Colony-bred C57BL/6J (n=15) patterns of responses in the 6-day FPS paradigm (Suppl. Fig. S2) were comparable to those exhibited by vendor-obtained mice (Fig. 2) although their overall startle amplitudes tended to be lower. Subjects showed an intensity-dependent increase in startle responding during each Acclimation day that did not habituate (Suppl. Fig. S2A) across experimental days. Results of a 2 x 3 factor ANOVA (test session x trial type) showed that PreTest startle amplitudes did not differ across the Leader, Startle Only, and Tone + Startle trials (F(2,47)=2.28, p=0.113; Fig. S2B). While the mean startle amplitude did not differ between Leader and Startle Only trials during Test, startle responding on the Tone + Startle trials was significantly potentiated compared to the other two trial types (F(2,47)=54.15, p<0.0001; Fig. S2B). Startle amplitudes for all three trial types during Test were also significantly elevated compared to the respective trial conditions during PreTest (significant test session x trial type interaction, F(5,47)=29.26, p<0.0001; Suppl. Fig. S2B).

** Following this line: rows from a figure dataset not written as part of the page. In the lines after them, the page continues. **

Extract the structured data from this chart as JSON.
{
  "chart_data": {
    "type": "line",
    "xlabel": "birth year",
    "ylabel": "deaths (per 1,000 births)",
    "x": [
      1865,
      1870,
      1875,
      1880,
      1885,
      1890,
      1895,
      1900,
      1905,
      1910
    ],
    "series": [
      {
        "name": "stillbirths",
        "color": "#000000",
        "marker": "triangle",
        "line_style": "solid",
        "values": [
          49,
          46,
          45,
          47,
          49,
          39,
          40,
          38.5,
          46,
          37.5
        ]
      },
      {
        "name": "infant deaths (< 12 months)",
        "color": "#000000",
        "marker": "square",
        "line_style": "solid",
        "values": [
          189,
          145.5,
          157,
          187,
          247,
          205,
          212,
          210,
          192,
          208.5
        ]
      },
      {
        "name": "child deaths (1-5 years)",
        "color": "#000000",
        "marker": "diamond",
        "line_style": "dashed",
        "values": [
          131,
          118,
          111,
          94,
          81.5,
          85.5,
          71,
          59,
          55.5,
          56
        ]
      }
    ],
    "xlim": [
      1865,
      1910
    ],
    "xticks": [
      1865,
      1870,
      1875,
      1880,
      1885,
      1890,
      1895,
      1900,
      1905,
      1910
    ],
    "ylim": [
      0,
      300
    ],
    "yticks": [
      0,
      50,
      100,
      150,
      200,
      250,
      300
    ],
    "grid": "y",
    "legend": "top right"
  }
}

As with vendor-obtained mice, startle amplitude across individual trials was similar for both trial types during the PreTest, indicative of an overall lack of an unconditioned effect of the tone on startle (Suppl. Fig. S2C). In contrast, there was a significant potentiation of startle on Tone + Startle trials compared to Startle Alone trials across the entire Test session even though startle amplitude tended to habituate across trials for both trial types (Suppl. Fig. S2C). Supplemental Figure S2D illustrates the percent change in mean startle amplitude on Tone + Startle trials compared with Startle Alone trials. There was a 16% change in startle amplitude in the PreTest reflecting a small overall unconditioned effect of the tone on startle, a value similar to that of vendor-obtained mice (Fig. 2). In contrast, after fear conditioning, animals showed significant FPS (paired t-test, t(15)=3.58, p=0.003; Suppl. Fig. S2D) compared to PreTest; this FPS value was also similar to that exhibited by vendor-obtained mice (Fig. 2D). While the scatterplot of individual responses before and after conditioning reveals the dynamic range and variability of responses between subjects (Suppl. Fig. S2E), this graph shows that the majority of subjects had a potentiation of startle on Test compared to PreTest.

Together, these data demonstrate that although C57BL/6J mice bred in our colony at McLean Hospital have different rearing and housing experiences than vendor-obtained mice, the overall patterns of responding and FPS values are comparable to vendor-obtained mice of the same strain.